My problems started with test failures that Jim wasn't getting - which initially made me think I had made an error in the process of copying and munging local databases. After some retries, ensuring I was fully up to date, and some help from Jim in making sure I had the process right, I still had errors and yet Jim's machine passed all tests just fine. Looking through the logs revealed different mysql errors, but I was confused as to why I would be the only one to get them. Thats the worst kind of failure.

Finally, I got smart and asked for Jim's mysql version. His was 4.0.something, mine was 5.0.16. A hah - a prime suspect. I knew from experience that mysql's engine tends to be very lax with constraints and keys, particularily with earlier versions when it was less enterprisey. So now I realized it was probably something that Rails' schema dumper created in schema.rb that Mysql 5 hated but Mysql 4 was okay with. And it was - in schema.rb I saw multiple fields like this:

RUBY:
  1. t.column "some_status", :string, :limit => 0, :null => false, :default => 'Y'

So we had a string column with a zero length (or limit) but a default value - obviously these constraints don't make sense, and Mysql errors out on it. Mysql 4 just went on cruising with it for Jim, probably ignoring the default silently. Eventually, we changed every single Enum column in the legacy dev database to an equivalent varchar column. This allowed the schema dumper to create a valid schema.rb, which would then be used by rake for creating the test database and running everything. Green bar, finally.

Lessons Learned:

  • ActiveRecord doesn't like Enums - we initially thought we would be okay by just changing the enums that were part of indexes. We were wrong. Don't use enums and watch out for legacy tables with them.
  • Schema dumper silently converts enums into string fields with a length of zero, so be careful as your DB could very well error out on it. Someone should update and apply this patch so there is more warning!
  • Don't just rely on autotest for the health of your code - run the full rake too, as there are slight differences that can result in failures in one and not the other.
  • Make sure everyone is on the same version of everything for their dev environment. This should be an obvious first step, but I overlooked it.

3 Comments

Posted by
kogent
28 August 2006 @ 2pm

“Make sure everyone is on the same version of everything for their dev environment. This should be an obvious first step, but I overlooked it.”

I don’t know about that one. Unless you can guarantee that your deployment environment will be the same as your development evironment then having a heterogenus environment would help you spot problems for deplyment later on (for example if you’d both been using mysql 4, you wouldn’t have caught this problem).


Posted by
Rob
1 September 2006 @ 10am

kogent: generally, you do want your dev environment to match your deployment environment - at least in areas you can easily control, like DB versions and of course framework versions.
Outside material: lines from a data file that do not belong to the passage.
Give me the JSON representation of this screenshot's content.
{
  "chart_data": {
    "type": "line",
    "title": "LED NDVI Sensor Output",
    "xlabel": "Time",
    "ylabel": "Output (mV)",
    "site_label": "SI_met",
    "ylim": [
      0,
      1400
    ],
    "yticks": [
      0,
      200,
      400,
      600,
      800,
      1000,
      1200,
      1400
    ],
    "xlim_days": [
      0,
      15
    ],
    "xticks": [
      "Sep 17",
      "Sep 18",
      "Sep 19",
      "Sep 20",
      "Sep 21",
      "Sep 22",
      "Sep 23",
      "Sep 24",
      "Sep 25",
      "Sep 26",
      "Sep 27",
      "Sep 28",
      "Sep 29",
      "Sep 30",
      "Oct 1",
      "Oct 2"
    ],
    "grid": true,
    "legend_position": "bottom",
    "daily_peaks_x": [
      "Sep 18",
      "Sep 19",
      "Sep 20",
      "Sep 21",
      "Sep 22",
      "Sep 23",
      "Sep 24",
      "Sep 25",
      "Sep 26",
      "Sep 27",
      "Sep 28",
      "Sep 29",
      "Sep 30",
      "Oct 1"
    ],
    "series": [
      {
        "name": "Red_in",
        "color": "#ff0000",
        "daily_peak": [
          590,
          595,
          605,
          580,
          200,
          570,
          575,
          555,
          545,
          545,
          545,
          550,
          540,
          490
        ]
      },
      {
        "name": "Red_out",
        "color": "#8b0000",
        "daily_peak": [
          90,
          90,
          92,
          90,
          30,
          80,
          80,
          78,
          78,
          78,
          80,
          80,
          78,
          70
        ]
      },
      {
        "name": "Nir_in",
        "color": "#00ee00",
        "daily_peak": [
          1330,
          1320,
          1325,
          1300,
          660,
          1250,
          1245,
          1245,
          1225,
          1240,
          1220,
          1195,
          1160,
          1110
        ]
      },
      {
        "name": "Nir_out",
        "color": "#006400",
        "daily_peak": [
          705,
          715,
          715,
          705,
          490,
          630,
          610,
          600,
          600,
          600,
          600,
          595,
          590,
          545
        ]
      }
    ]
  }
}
If you are doing QA testing because you need to deploy onto multiplle platforms, then I’d agree that you should have those environments locally too, as well as on your test server for constant testing.
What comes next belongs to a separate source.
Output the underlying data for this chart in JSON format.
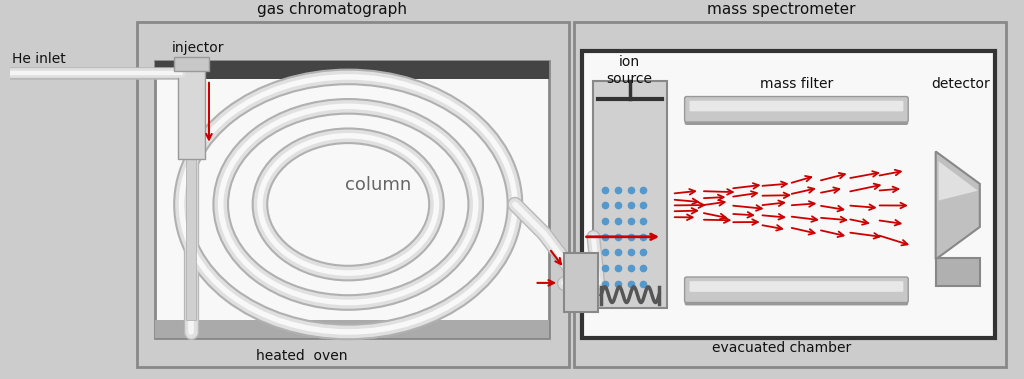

The usual case with Rails deployment, though, is having a set deployment environment (mysql 5.x, Rails 1.x, Ruby 1.8.x, etc) - and all developers should match that to avoid having the “it works on my machine!” problem. If we were talking rich desktop apps that need to work on win32, mac, etc, then its a whole ‘nother ballgame.


Posted by
Don
30 December 2006 @ 12pm

Thanks for this post, I just got hit with this same issue and I was afraid I was the only one!